“Model Sacramento” seeks to develop an alternative environmental aesthetics for architecture in the design of a new California EPA building on the Capitol Mall in Sacramento.
The existing CAL/EPA headquarters building is billed as one of the largest LEED-Platinum buildings in the United States. The contrast between its highly conventional organization and appearance and its technically certified green efficiency is emblematic of California’s governing position on environmental policy, in which pollution, carbon emissions, and waste are depicted as products of a yet-to-be optimized technical project of environmental engineering rather than a political project of representation. As such, it is hidden from view and its proponents tout such architecture’s ability to reproduce the status quo of conventional building; to sweep the “green” aspects out of sight, behind the veil.
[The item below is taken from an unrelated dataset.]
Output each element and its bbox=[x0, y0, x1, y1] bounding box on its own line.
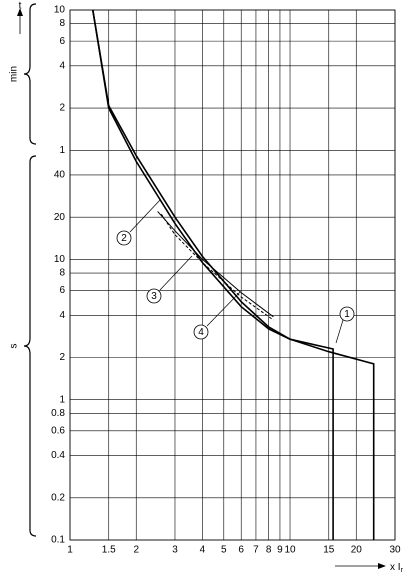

Such an approach effectively dematerializes the building; it reduces architecture to a problem of management rather than material.
Materially driven green architecture, on the other hand, seeks to index the building’s participation in material ecologies by pursuing visibly composite assemblies of identifiable objects or materials. In working through the scalar problems inherent to using extra-architectural as-found objects as both building materials and modeling materials, this thesis seeks to move away from the standardized abstraction of commodity materials (which the modern architect is assumed to treat as a kind of translational medium through which to project absolute ideas of abstract space) and instead toward the messily contingent specifics of as-found objecthood.